As evidenced on this song about “a nicer kind of punk” that will keep you “good and gay”, Lynda Topp is a skilled yodeller. The art was a staple of their live act that always brought the house down. In the 2000 documentary In Search Of The Lonesome Yodel, The Topp Twins set out to save the yodel and prove it still had a place in music.
Roger Tibbs – The Yodeller
Roger Tibbs’ self-penned ‘The Yodeller’ is his life in song. It starts with Tibbs as a young boy sitting beside a campfire listening to his father sing the cowboy songs of Tex Morton, Wilf Carter and Australians Slim Dusty and Buddy Williams. He goes on to compare his first forays into yodelling to a squealing sow or a lovesick hound.
Throughout the song he describes how his falsetto comes true after practising day and night. The craft takes him around the world until the “young folks” say they don’t want a cowboy on their radio, so he tries to be Mick Jagger and Bob Marley and even gives Elvis a go. Ultimately, he concludes he was born a yodeller and will die the same.
Tibbs was one of the last New Zealand residents to win a Golden Guitar before the Country Music Association of Australia ruled out entries from outside Australia. His Yodelling Man [Music World] was awarded the Top-Selling LP gong in 1986.
Melissa and Chet – Yodel Medley
Husband-and-wife duo Melissa (nee Daisley) and Chet O’Connell were raised on country music. She the Morrinsville yodelling prodigy who won a series of amateur country music prizes including the overall New Zealand Gold Guitar Award in 1999, he the son of renowned Whangārei bandleader Johnny O’Connell who has forged his own successful path as a bandleader and session guitarist in Auckland. They met at the Norfolk Island Country Music Festival in 2001.
‘Yodel Medley’ begins with ‘Mockingbird Yodel’, first recorded by Harry Torrani in 1937, continues with Slim Whitman’s ‘Song Of The Old Waterwheel’ and ups the pace for ‘Where Did The Yodellers Go’, written by Buzz “The Idaho Yodeller” Goertzen. Melissa injects just a hint of 90s pop diva phrasing while Chet’s acoustic accompaniment is as steady as a rock.
Melissa and Chet perform mainly in the corporate world now where there isn’t much call for yodelling, but they still jump at the chance to do a country gig.
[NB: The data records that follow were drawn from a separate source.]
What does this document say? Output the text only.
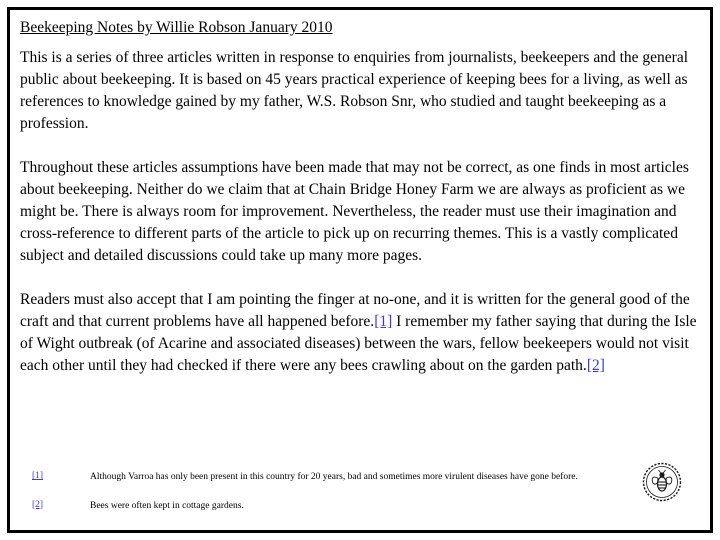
Beekeeping Notes by Willie Robson January 2010

This is a series of three articles written in response to enquiries from journalists, beekeepers and the general public about beekeeping. It is based on 45 years practical experience of keeping bees for a living, as well as references to knowledge gained by my father, W.S. Robson Snr, who studied and taught beekeeping as a profession.

Throughout these articles assumptions have been made that may not be correct, as one finds in most articles about beekeeping. Neither do we claim that at Chain Bridge Honey Farm we are always as proficient as we might be. There is always room for improvement. Nevertheless, the reader must use their imagination and cross-reference to different parts of the article to pick up on recurring themes. This is a vastly complicated subject and detailed discussions could take up many more pages.

Readers must also accept that I am pointing the finger at no-one, and it is written for the general good of the craft and that current problems have all happened before.[1] I remember my father saying that during the Isle of Wight outbreak (of Acarine and associated diseases) between the wars, fellow beekeepers would not visit each other until they had checked if there were any bees crawling about on the garden path.[2]

[1]	Although Varroa has only been present in this country for 20 years, bad and sometimes more virulent diseases have gone before.
[2]	Bees were often kept in cottage gardens.
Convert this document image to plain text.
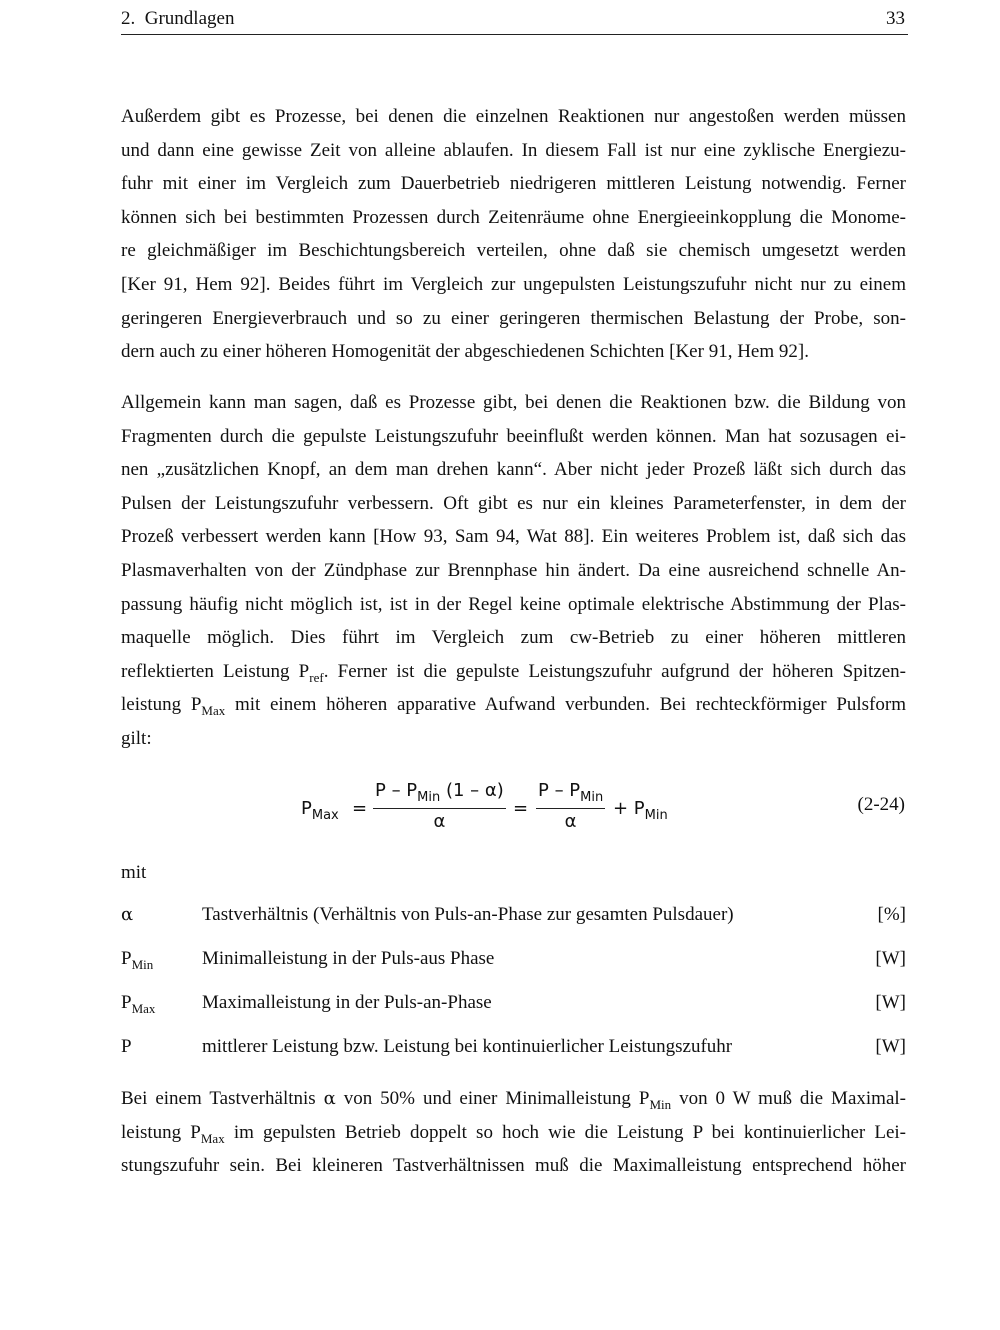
2. Grundlagen	33
Außerdem gibt es Prozesse, bei denen die einzelnen Reaktionen nur angestoßen werden müssen
und dann eine gewisse Zeit von alleine ablaufen. In diesem Fall ist nur eine zyklische Energiezu-
fuhr mit einer im Vergleich zum Dauerbetrieb niedrigeren mittleren Leistung notwendig. Ferner
können sich bei bestimmten Prozessen durch Zeitenräume ohne Energieeinkopplung die Monome-
re gleichmäßiger im Beschichtungsbereich verteilen, ohne daß sie chemisch umgesetzt werden
[Ker 91, Hem 92]. Beides führt im Vergleich zur ungepulsten Leistungszufuhr nicht nur zu einem
geringeren Energieverbrauch und so zu einer geringeren thermischen Belastung der Probe, son-
dern auch zu einer höheren Homogenität der abgeschiedenen Schichten [Ker 91, Hem 92].
Allgemein kann man sagen, daß es Prozesse gibt, bei denen die Reaktionen bzw. die Bildung von
Fragmenten durch die gepulste Leistungszufuhr beeinflußt werden können. Man hat sozusagen ei-
nen „zusätzlichen Knopf, an dem man drehen kann“. Aber nicht jeder Prozeß läßt sich durch das
Pulsen der Leistungszufuhr verbessern. Oft gibt es nur ein kleines Parameterfenster, in dem der
Prozeß verbessert werden kann [How 93, Sam 94, Wat 88]. Ein weiteres Problem ist, daß sich das
Plasmaverhalten von der Zündphase zur Brennphase hin ändert. Da eine ausreichend schnelle An-
passung häufig nicht möglich ist, ist in der Regel keine optimale elektrische Abstimmung der Plas-
maquelle möglich. Dies führt im Vergleich zum cw-Betrieb zu einer höheren mittleren
reflektierten Leistung $P_{ref}$. Ferner ist die gepulste Leistungszufuhr aufgrund der höheren Spitzen-
leistung $P_{Max}$ mit einem höheren apparative Aufwand verbunden. Bei rechteckförmiger Pulsform
gilt:
$P_{Max}$ =
P – $P_{Min}$ (1 – α)
α
=
P – $P_{Min}$
α
+ $P_{Min}$
(2-24)
mit
α	Tastverhältnis (Verhältnis von Puls-an-Phase zur gesamten Pulsdauer)	[%]
$P_{Min}$	Minimalleistung in der Puls-aus Phase	[W]
$P_{Max}$ Maximalleistung in der Puls-an-Phase	[W]
P	mittlerer Leistung bzw. Leistung bei kontinuierlicher Leistungszufuhr	[W]
Bei einem Tastverhältnis α von 50% und einer Minimalleistung $P_{Min}$ von 0 W muß die Maximal-
leistung $P_{Max}$ im gepulsten Betrieb doppelt so hoch wie die Leistung P bei kontinuierlicher Lei-
stungszufuhr sein. Bei kleineren Tastverhältnissen muß die Maximalleistung entsprechend höher
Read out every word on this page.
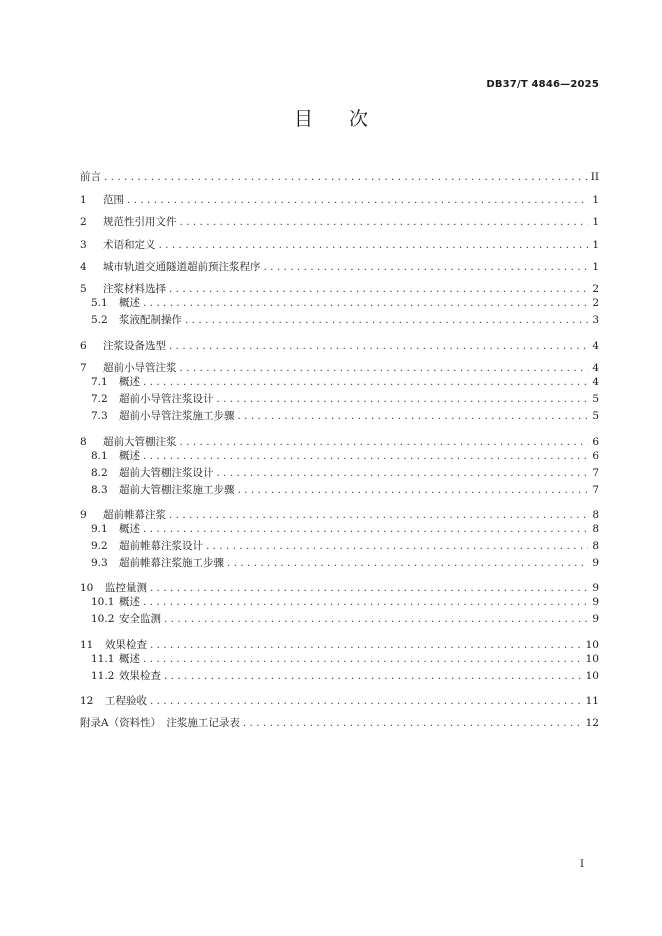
DB37/T 4846—2025
目 次
前言 . . .	II
1	范围 . . .	1
2	规范性引用文件 . . .	1
3	术语和定义 . . .	1
4	城市轨道交通隧道超前预注浆程序 . . .	1
5	注浆材料选择 . . .	2
5.1	概述 . . .	2
5.2	浆液配制操作 . . .	3
6	注浆设备选型 . . .	4
7	超前小导管注浆 . . .	4
7.1	概述 . . .	4
7.2	超前小导管注浆设计 . . .	5
7.3	超前小导管注浆施工步骤 . . .	5
8	超前大管棚注浆 . . .	6
8.1	概述 . . .	6
8.2	超前大管棚注浆设计 . . .	7
8.3	超前大管棚注浆施工步骤 . . .	7
9	超前帷幕注浆 . . .	8
9.1	概述 . . .	8
9.2	超前帷幕注浆设计 . . .	8
9.3	超前帷幕注浆施工步骤 . . .	9
10	监控量测 . . .	9
10.1 概述 . . .	9
10.2 安全监测 . . .	9
11	效果检查 . . .	10
11.1 概述 . . .	10
11.2 效果检查 . . .	10
12	工程验收 . . .	11
附录A（资料性）　注浆施工记录表 . . .	12
I
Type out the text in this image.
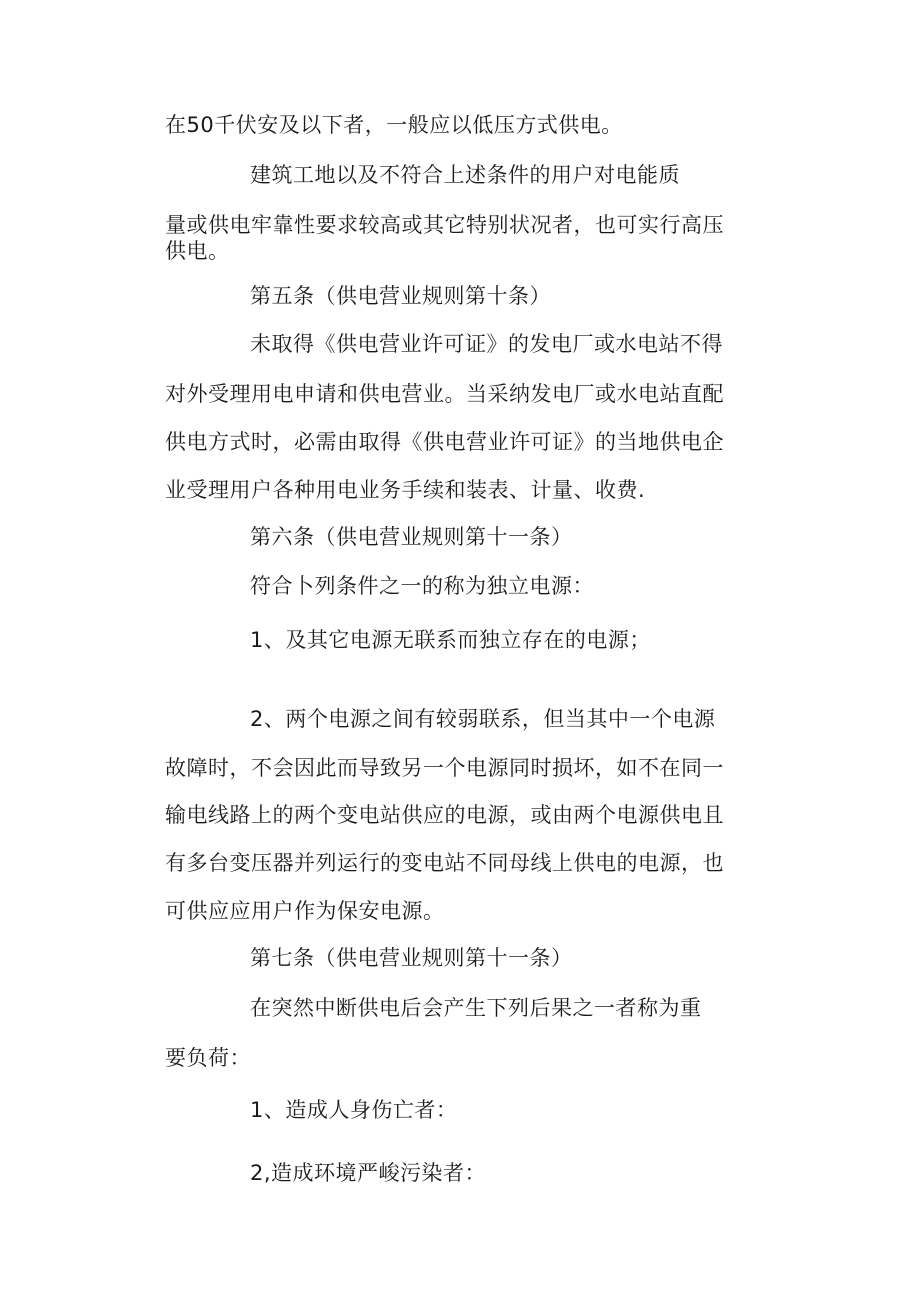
在50千伏安及以下者，一般应以低压方式供电。
建筑工地以及不符合上述条件的用户对电能质
量或供电牢靠性要求较高或其它特别状况者，也可实行高压
供电。
第五条（供电营业规则第十条）
未取得《供电营业许可证》的发电厂或水电站不得
对外受理用电申请和供电营业。当采纳发电厂或水电站直配
供电方式时，必需由取得《供电营业许可证》的当地供电企
业受理用户各种用电业务手续和装表、计量、收费.
第六条（供电营业规则第十一条）
符合卜列条件之一的称为独立电源：
1、及其它电源无联系而独立存在的电源；
2、两个电源之间有较弱联系，但当其中一个电源
故障时，不会因此而导致另一个电源同时损坏，如不在同一
输电线路上的两个变电站供应的电源，或由两个电源供电且
有多台变压器并列运行的变电站不同母线上供电的电源，也
可供应应用户作为保安电源。
第七条（供电营业规则第十一条）
在突然中断供电后会产生下列后果之一者称为重
要负荷：
1、造成人身伤亡者：
2,造成环境严峻污染者：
Chet has appeared on recordings by The Topp Twins, Malcolm McCallum, Dennis Marsh, Shane Hales and Midge Marsden, as well as being Marsden’s guitar player for the best part of two decades.
The Harmonic Resonators – Ka Pioioi
This clip from The Harmonic Resonators’ YouTube channel features two-thirds of the band in rehearsal mode on ‘Ka Pioioi’, which appears on their debut album Waiata Ngahau. Jeremy Hantler’s crystal-clear yodel turnarounds bookend the Māori waiata; the type of material that has seen the group go viral online.
Made up of Hantler, his mother and father Renny and Jenny Hantler, his best friend Ryan McIntyre and his mum Sharon McIntyre, plus young electric guitarist Ryan Monaghan, The Harmonic Resonators started out as an excuse to play some gigs with the family but soon took on a life of its own.
Word spread about this band that was performing modern pop songs in a country flavour and even yodelling! It just plain exploded when schoolteacher Jeremy Hantler introduced a song he had been working on with the school’s kapa haka programme. The Harmonic Resonators now specialise in countrified Māori waiata and have even had some big hits from the past translated into te reo. The whole thing is topped off by Hantler’s drive to make yodelling great again.